Thursday, July 12, 2007

Rob posted the following comment which I wanted to address:

rcimperman: Hi Nicole. This posting reminded me of an interesting topic you may want to address. At a previous company (that you have had some dealings with), there was a trend among a subset of employees from a shared country of origin to share their salary information with each other. As a manager, it caused us difficulty to no end because anytime members of that group got different raises or salary levels, as justified as they may have been, management would hear about the perceived disparity in startling detail. Have you encountered this and what is your (or your readers') thoughts?

The inevitable reality for employers is that whether an employee is motivated by good ole' got to know gossip or wanting to know they are paid as much or more than the people they work with, employees are going to discuss salary. The sad reality is that while this is very troublesome for the employers it is typically more detrimental to the employees.

Lets examine compensation first, companies offer employees a wage that is based on a number of factors, but most commonly skills, years of experience, expertise, market demand for those skills and company compensation structure (whether formal or very informal). This is the HR definition for the most part.

The reality of compensation is that very few companies adhere to a formal linear structure where the employee's compensation is directly in correlation with experience and credentials. Most company’s structure compensation on the employees anticipated impact and VALUE to the organization. Everyone's value maybe measured on a subjective scale. And if a company is using a rigid methodology their top performers generally leave because they aren't rewarded for their stellar work but instead are chained by their skills.

So why are the discussions detrimental to employees? First, the reasons for discussing compensation are generally toxic. (i.e. using their compensation as a social status measure. I want to ensure I am better than you and being paid more than you validates this point. I am suspicious my employer doesn't value me and I want to find out by seeing what they pay someone else). Second, you can't build a good business case on your increased value to the organization based on "he is getting more than me so you should pay me the same." I can’t tell you how many candidates want me to find them a job with a certain compensation because of “what their friends are getting paid,” which inherently contains absolutely zero business sense. Finally, your friends, colleagues and family are not qualified to give much advice on your value to the company, your compensation and whether it is competitive in the market. When you take advice from these sources (as well intentioned as it is) you build a flawed perception that isn't based in business logic.
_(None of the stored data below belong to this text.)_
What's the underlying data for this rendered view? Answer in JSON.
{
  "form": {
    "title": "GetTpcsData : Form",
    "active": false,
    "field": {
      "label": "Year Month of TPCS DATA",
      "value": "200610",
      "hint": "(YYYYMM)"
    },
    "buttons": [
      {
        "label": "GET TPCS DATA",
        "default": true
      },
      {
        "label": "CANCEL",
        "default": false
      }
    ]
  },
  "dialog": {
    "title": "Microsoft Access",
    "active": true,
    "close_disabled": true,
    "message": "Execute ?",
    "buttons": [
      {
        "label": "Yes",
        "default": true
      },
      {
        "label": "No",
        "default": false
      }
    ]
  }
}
The bottom line is if you are good at what you do and add considerable value to your company it is fair to guess you are well rewarded (remember not all rewards are compensation based). If you feel like your employer has fallen behind in this area and is not rewarding you in an equitable way use your BUSINESS sense to fix the problem. Complaining, consulting or discussing your salary at the water cooler is something high school kids do not professionals. You have a relationship with your employer and it is a betrayal of that relationship to discuss your problem with your colleagues before you address it with them. Seek out a good recruiter or business mentor to work with you on a strategy of getting what you are worth where you are.

There are my two cents...okay maybe three! What do you guys think?

Views: 85

Comment by James Guske on July 24, 2007 at 6:42pm
Hello Nicole,
Please give us your honest reaction to the question: What purpose does the salary disparity serve in the business organization?
Comment by Nicole Hardin on July 26, 2007 at 12:16pm
Even if there are two people who have the same job description no two people contribute to the company in the same way. People are and should be rewarded by their value to the organization. This is typically why salary disparities exist. The purpose they serve is to create the reward to have a greater impact, to do more, to create more value. This is how the corporate world makes money and creates value for their customers. Why wouldn't each of us as a part of that business want to achieve and be rewarded in the same way.